Una parte della Slade School of Fine Arts
sabato 17 agosto 2024
Ma chi era John Ernest Hodder-Williams, a cui dobbiamo essere molto, molto grati? E come arrivò Chesterton a fare il giornalista? ©
Come si legge nel primo post di oggi, Chesterton ebbe una spinta determinante ad intraprendere il mestiere di giornalista proprio dal suo compagno di studi (studi mai finiti, per il Nostro Eroe) John Ernest Hodder-Williams. Fu una spinta determinante, perché - come scrisse il compianto William Oddie - fu lo spunto per il "long journey round the world" di Chesterton. Senza di lui probabilmente non sarebbe mai partito per il suo viaggio lungo tutto una vita per dire al mondo che è meglio essere vivi ed è meglio essere grati. In molti ricorderete le difficoltà e le ubbie che si sciolsero definitivamente un bel giorno del 1894 grazie anche alla lettura di alcuni libri (L'Isola del Tesoro di Stevenson, alcune poesie di Walt Whitman e il Libro di Giobbe) e che culminarono in una specie di esperienza mistica.

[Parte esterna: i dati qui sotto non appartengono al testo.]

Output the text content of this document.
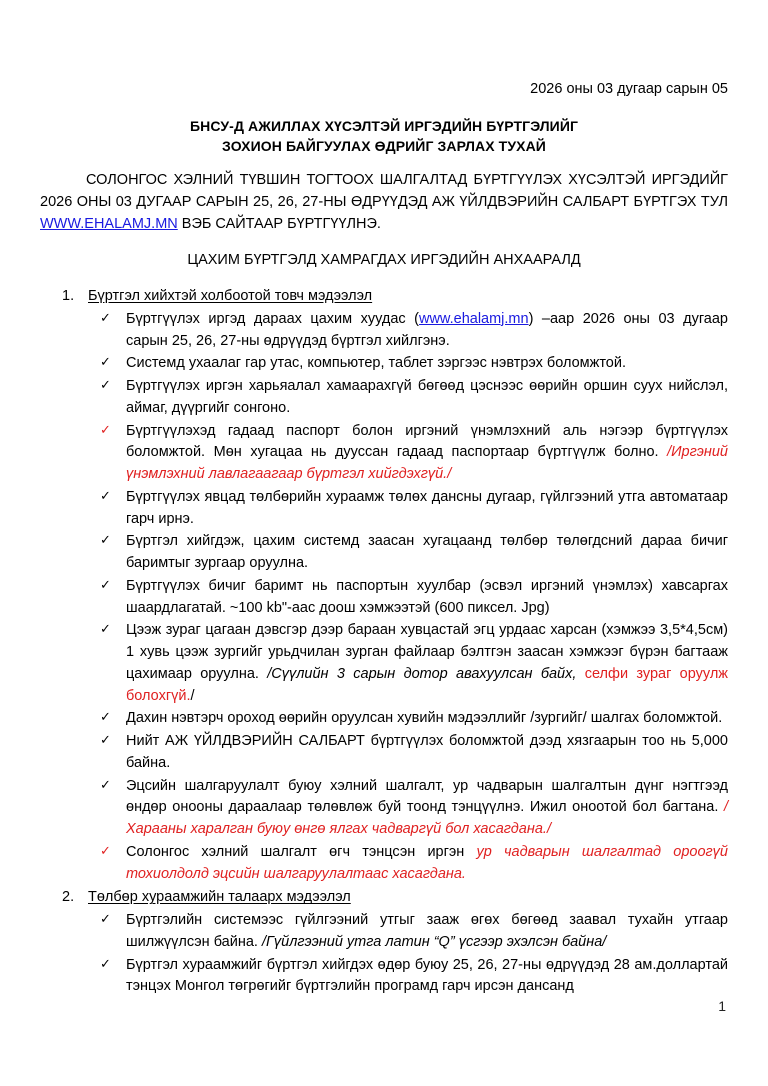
2026 оны 03 дугаар сарын 05
БНСУ-Д АЖИЛЛАХ ХҮСЭЛТЭЙ ИРГЭДИЙН БҮРТГЭЛИЙГ
ЗОХИОН БАЙГУУЛАХ ӨДРИЙГ ЗАРЛАХ ТУХАЙ

СОЛОНГОС ХЭЛНИЙ ТҮВШИН ТОГТООХ ШАЛГАЛТАД БҮРТГҮҮЛЭХ ХҮСЭЛТЭЙ ИРГЭДИЙГ 2026 ОНЫ 03 ДУГААР САРЫН 25, 26, 27-НЫ ӨДРҮҮДЭД АЖ ҮЙЛДВЭРИЙН САЛБАРТ БҮРТГЭХ ТУЛ WWW.EHALAMJ.MN ВЭБ САЙТААР БҮРТГҮҮЛНЭ.

ЦАХИМ БҮРТГЭЛД ХАМРАГДАХ ИРГЭДИЙН АНХААРАЛД

1. Бүртгэл хийхтэй холбоотой товч мэдээлэл
✓ Бүртгүүлэх иргэд дараах цахим хуудас (www.ehalamj.mn) –аар 2026 оны 03 дугаар сарын 25, 26, 27-ны өдрүүдэд бүртгэл хийлгэнэ.
✓ Системд ухаалаг гар утас, компьютер, таблет зэргээс нэвтрэх боломжтой.
✓ Бүртгүүлэх иргэн харьяалал хамаарахгүй бөгөөд цэснээс өөрийн оршин суух нийслэл, аймаг, дүүргийг сонгоно.
✓ Бүртгүүлэхэд гадаад паспорт болон иргэний үнэмлэхний аль нэгээр бүртгүүлэх боломжтой. Мөн хугацаа нь дууссан гадаад паспортаар бүртгүүлж болно. /Иргэний үнэмлэхний лавлагаагаар бүртгэл хийгдэхгүй./
✓ Бүртгүүлэх явцад төлбөрийн хураамж төлөх дансны дугаар, гүйлгээний утга автоматаар гарч ирнэ.
✓ Бүртгэл хийгдэж, цахим системд заасан хугацаанд төлбөр төлөгдсний дараа бичиг баримтыг зургаар оруулна.
✓ Бүртгүүлэх бичиг баримт нь паспортын хуулбар (эсвэл иргэний үнэмлэх) хавсаргах шаардлагатай. ~100 kb"-аас доош хэмжээтэй (600 пиксел. Jpg)
✓ Цээж зураг цагаан дэвсгэр дээр бараан хувцастай эгц урдаас харсан (хэмжээ 3,5*4,5см) 1 хувь цээж зургийг урьдчилан зурган файлаар бэлтгэн заасан хэмжээг бүрэн багтааж цахимаар оруулна. /Сүүлийн 3 сарын дотор авахуулсан байх, селфи зураг оруулж болохгүй./
✓ Дахин нэвтэрч ороход өөрийн оруулсан хувийн мэдээллийг /зургийг/ шалгах боломжтой.
✓ Нийт АЖ ҮЙЛДВЭРИЙН САЛБАРТ бүртгүүлэх боломжтой дээд хязгаарын тоо нь 5,000 байна.
✓ Эцсийн шалгаруулалт буюу хэлний шалгалт, ур чадварын шалгалтын дүнг нэгтгээд өндөр онооны дараалаар төлөвлөж буй тоонд тэнцүүлнэ. Ижил оноотой бол багтана. /Харааны харалган буюу өнгө ялгах чадваргүй бол хасагдана./
✓ Солонгос хэлний шалгалт өгч тэнцсэн иргэн ур чадварын шалгалтад ороогүй тохиолдолд эцсийн шалгаруулалтаас хасагдана.
2. Төлбөр хураамжийн талаарх мэдээлэл
✓ Бүртгэлийн системээс гүйлгээний утгыг зааж өгөх бөгөөд заавал тухайн утгаар шилжүүлсэн байна. /Гүйлгээний утга латин “Q” үсгээр эхэлсэн байна/
✓ Бүртгэл хураамжийг бүртгэл хийгдэх өдөр буюу 25, 26, 27-ны өдрүүдэд 28 ам.доллартай тэнцэх Монгол төгрөгийг бүртгэлийн програмд гарч ирсэн дансанд
1
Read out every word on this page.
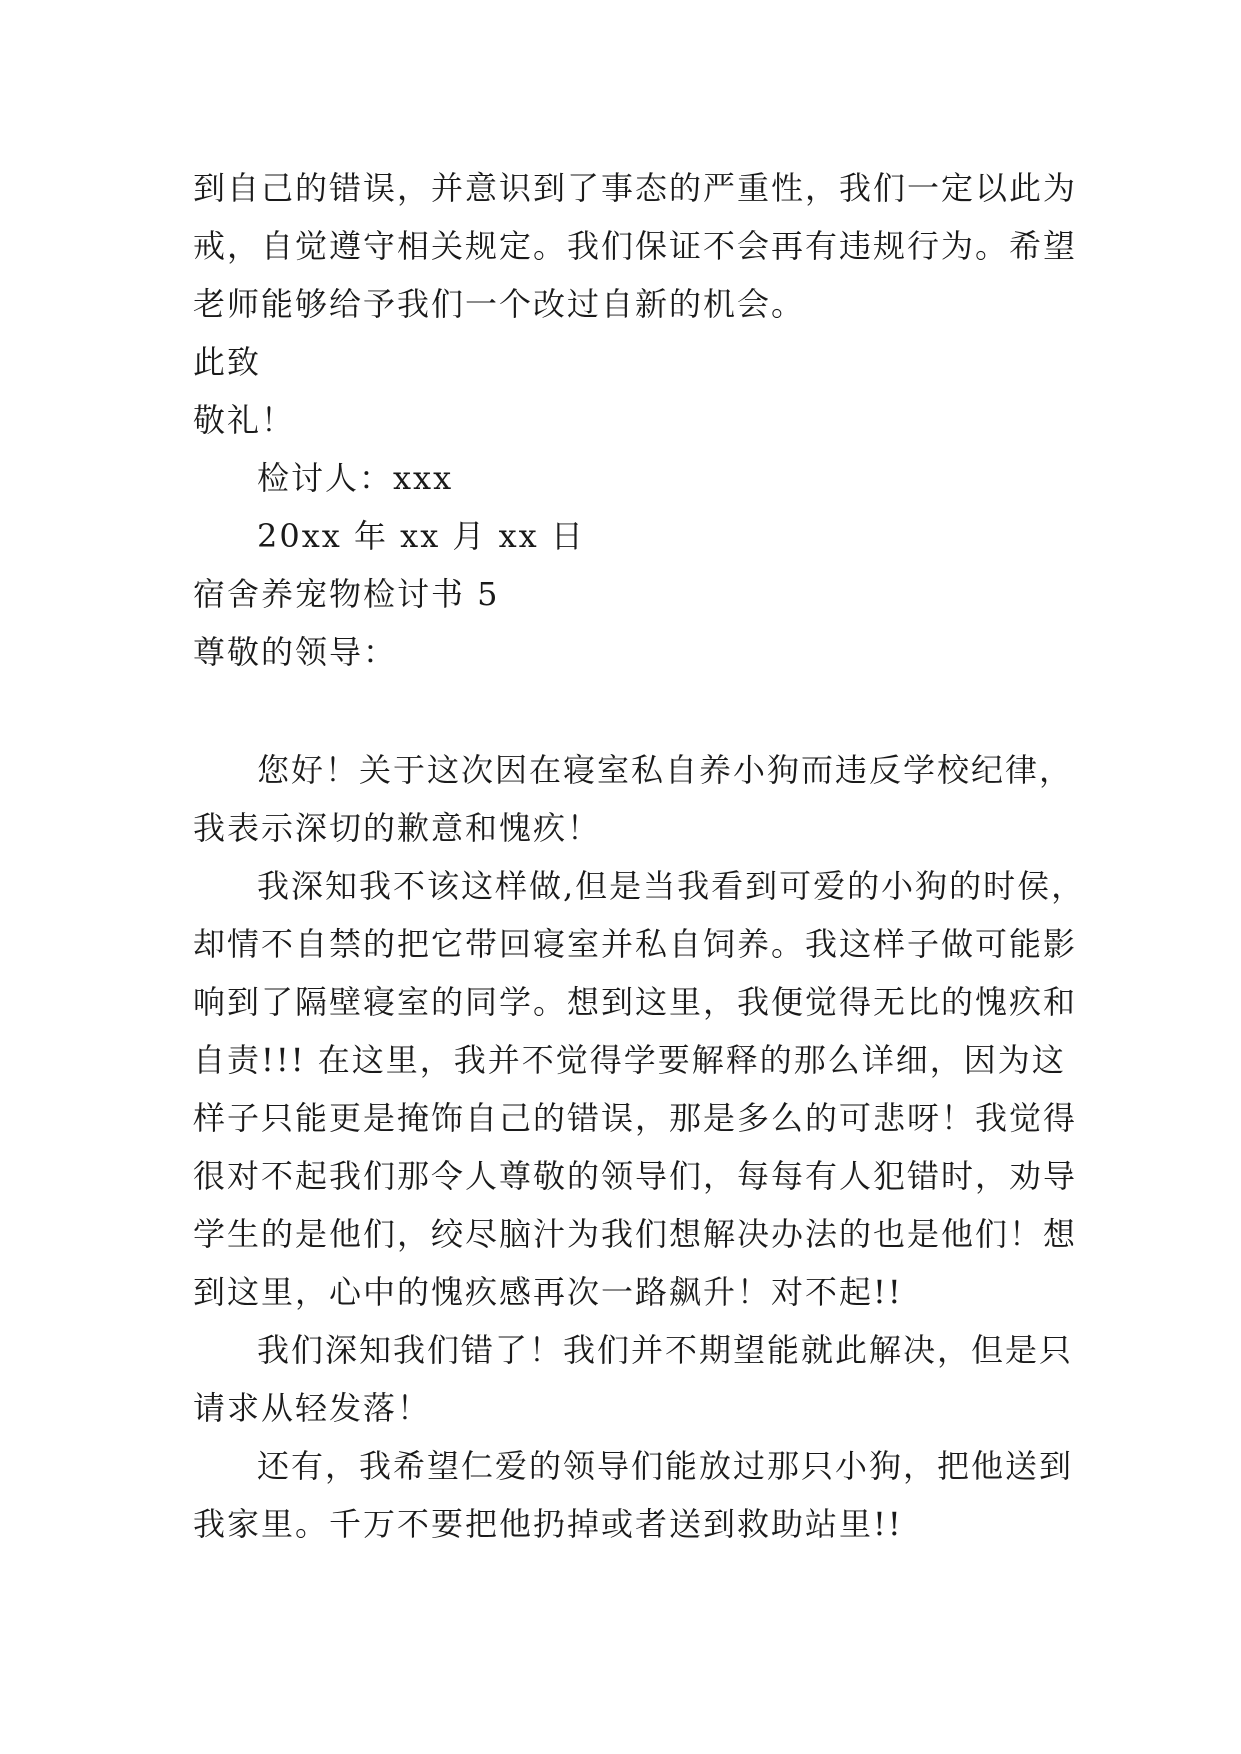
到自己的错误，并意识到了事态的严重性，我们一定以此为
戒，自觉遵守相关规定。我们保证不会再有违规行为。希望
老师能够给予我们一个改过自新的机会。
此致
敬礼！
检讨人：xxx
20xx 年 xx 月 xx 日
宿舍养宠物检讨书 5
尊敬的领导：
您好！关于这次因在寝室私自养小狗而违反学校纪律，
我表示深切的歉意和愧疚！
我深知我不该这样做,但是当我看到可爱的小狗的时侯，
却情不自禁的把它带回寝室并私自饲养。我这样子做可能影
响到了隔壁寝室的同学。想到这里，我便觉得无比的愧疚和
自责!!! 在这里，我并不觉得学要解释的那么详细，因为这
样子只能更是掩饰自己的错误，那是多么的可悲呀！我觉得
很对不起我们那令人尊敬的领导们，每每有人犯错时，劝导
学生的是他们，绞尽脑汁为我们想解决办法的也是他们！想
到这里，心中的愧疚感再次一路飙升！对不起!!
我们深知我们错了！我们并不期望能就此解决，但是只
请求从轻发落！
还有，我希望仁爱的领导们能放过那只小狗，把他送到
我家里。千万不要把他扔掉或者送到救助站里!!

Ma chi è l'uomo a cui dobbiamo tanto?
Sir John Ernest Hodder-Williams (1876 - 1927) fu uno scrittore ed editore britannico comproprietario della casa editrice Hodder & Stoughton di Londra (oggi acquisita dalla casa editrice francese Hachette ma ancora in vita col suo marchio), che fu la prima casa editrice che pubblicò lavori di Chesterton, per l'appunto le note recensioni sul periodico The Bookman che gli diedero la prima notorietà assieme agli articoli usciti su The Speaker e su altri periodici.
The Bookman veniva pubblicato la prima settimana di ogni mese e si proponeva di raccontare "la vita letteraria del giorno"e di essere "la migliore guida illustrata ai migliori libri del momento".
Qui trovate il testo integrale con le illustrazioni del volumetto su Thomas Carlyle, che si presenta firmato sia da Chesterton che da Hodder-Williams. Al volume dedicammo parte di un altro post circa un anno fa.
Ma torniamo al nesso tra Chesterton e questo distinto signore e al contesto in cui questo rapporto si colloca. Vedremo come non fu l'unico ad creare la "bomba Chesterton", anche se di certo possiamo dire che ne costituì l'innesco.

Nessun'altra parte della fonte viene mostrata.